An Integrated Computational-Experimental Platform for Holistic mRNA Sequence Design, Build, Test, and Learn

Anmol Seth; Adam Snider; Celeste B Marsan; Vanessa Vang

An Integrated Computational-Experimental Platform for Holistic mRNA Sequence Design, Build, Test, and Learn

Anmol Seth, Adam Snider, Celeste B Marsan, Vanessa Vang

Published: 02 Mar 2026, Last Modified: 05 Mar 2026GEM 2026EveryoneRevisionsBibTeXCC BY 4.0

Keywords: mRNA design, codon optimization, active learning, contrastive learning, mRNA stability, translation efficiency, high-throughput screening, sequence optimization, design-build-test-learn, mRNA therapeutics

TL;DR: An integrated mRNA design-build-test-learn platform achieving 2.9-fold stability improvement, 61.8% expression gain, and 1.5-fold editing efficiency via novel algorithms, high-throughput wet-lab validation, and contrastive active learning.

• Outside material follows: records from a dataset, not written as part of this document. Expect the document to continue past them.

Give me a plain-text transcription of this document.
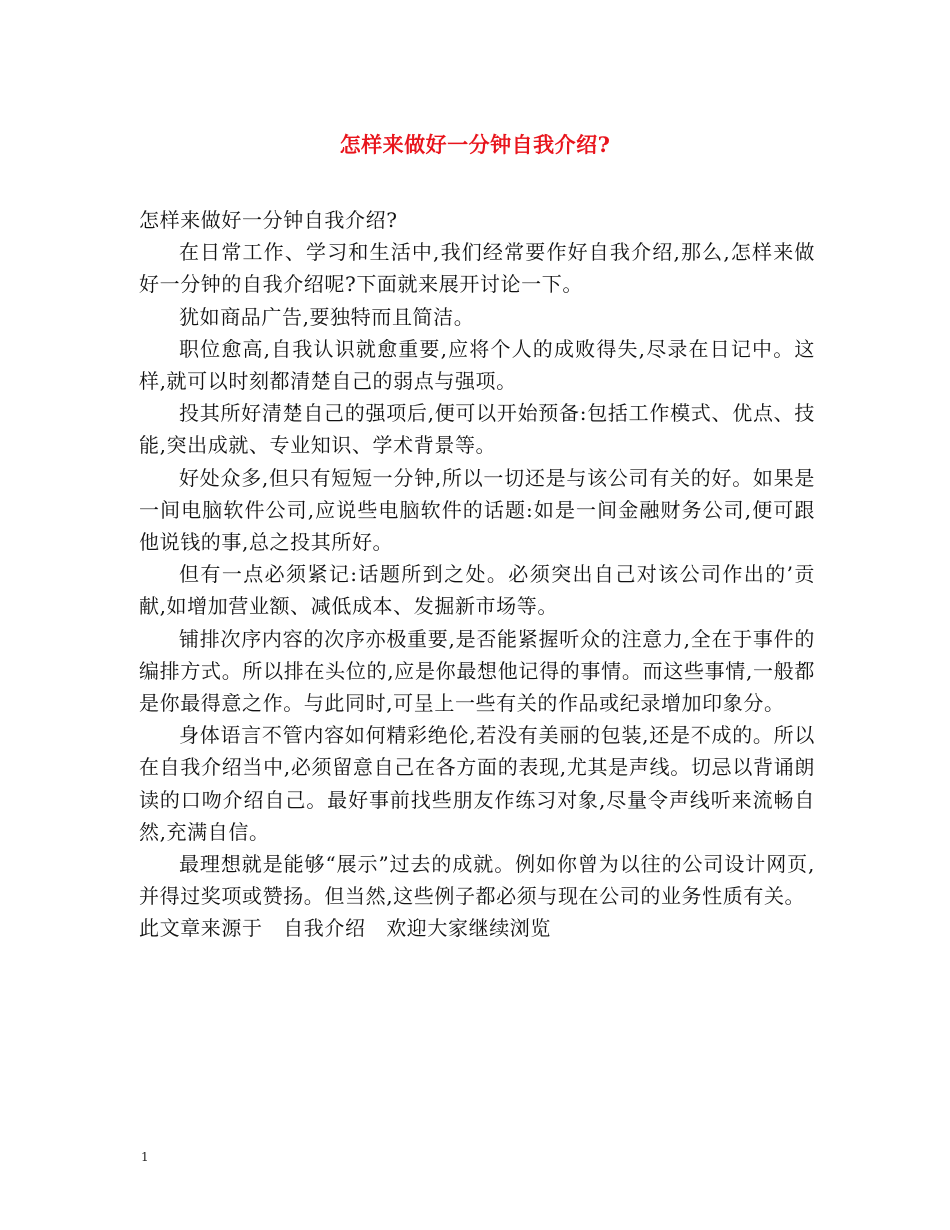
怎样来做好一分钟自我介绍?

怎样来做好一分钟自我介绍?

在日常工作、学习和生活中,我们经常要作好自我介绍,那么,怎样来做好一分钟的自我介绍呢?下面就来展开讨论一下。

犹如商品广告,要独特而且简洁。

职位愈高,自我认识就愈重要,应将个人的成败得失,尽录在日记中。这样,就可以时刻都清楚自己的弱点与强项。

投其所好清楚自己的强项后,便可以开始预备:包括工作模式、优点、技能,突出成就、专业知识、学术背景等。

好处众多,但只有短短一分钟,所以一切还是与该公司有关的好。如果是一间电脑软件公司,应说些电脑软件的话题:如是一间金融财务公司,便可跟他说钱的事,总之投其所好。

但有一点必须紧记:话题所到之处。必须突出自己对该公司作出的’贡献,如增加营业额、减低成本、发掘新市场等。

铺排次序内容的次序亦极重要,是否能紧握听众的注意力,全在于事件的编排方式。所以排在头位的,应是你最想他记得的事情。而这些事情,一般都是你最得意之作。与此同时,可呈上一些有关的作品或纪录增加印象分。

身体语言不管内容如何精彩绝伦,若没有美丽的包装,还是不成的。所以在自我介绍当中,必须留意自己在各方面的表现,尤其是声线。切忌以背诵朗读的口吻介绍自己。最好事前找些朋友作练习对象,尽量令声线听来流畅自然,充满自信。

最理想就是能够“展示”过去的成就。例如你曾为以往的公司设计网页,并得过奖项或赞扬。但当然,这些例子都必须与现在公司的业务性质有关。

此文章来源于　自我介绍　欢迎大家继续浏览

1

Abstract: Messenger RNA therapeutics hold broad potential across infectious disease, oncology, and rare genetic disorders, yet designing sequences that simultaneously optimize stability, translation efficiency, manufacturability, and immunogenicity remains challenging due to the combinatorial size of sequence space and trade-offs between therapeutic objectives. Here we present an integrated design-build-test-learn platform that addresses these challenges through three contributions: (1) ChimeraFold, a codon-graph dynamic programming algorithm achieving 2.9$\times$ speedup and 522\% expanded sequence space coverage over prior methods; (2) a high-throughput automated wet-lab pipeline generating 29,000+ multimodal measurements; and (3) a contrastive learning framework for active learning-guided sequence selection. Evaluation on GFP and SpCas9 systems demonstrated 2.9-fold median improvement in stability, 61.8\% average enhancement in expression across four cell lines, and 1.5-fold improvement in gene editing efficiency over wild-type controls. The platform achieves mRNA half-lives up to 173 hours while preserving burst expression, and generalizes to commercial therapeutic targets in the hands of external partners with multiple-fold improvements in expression and stability.

Presenter: ~Anmol_Seth2

Format: Yes, the presenting author will attend in person if this work is accepted to the workshop.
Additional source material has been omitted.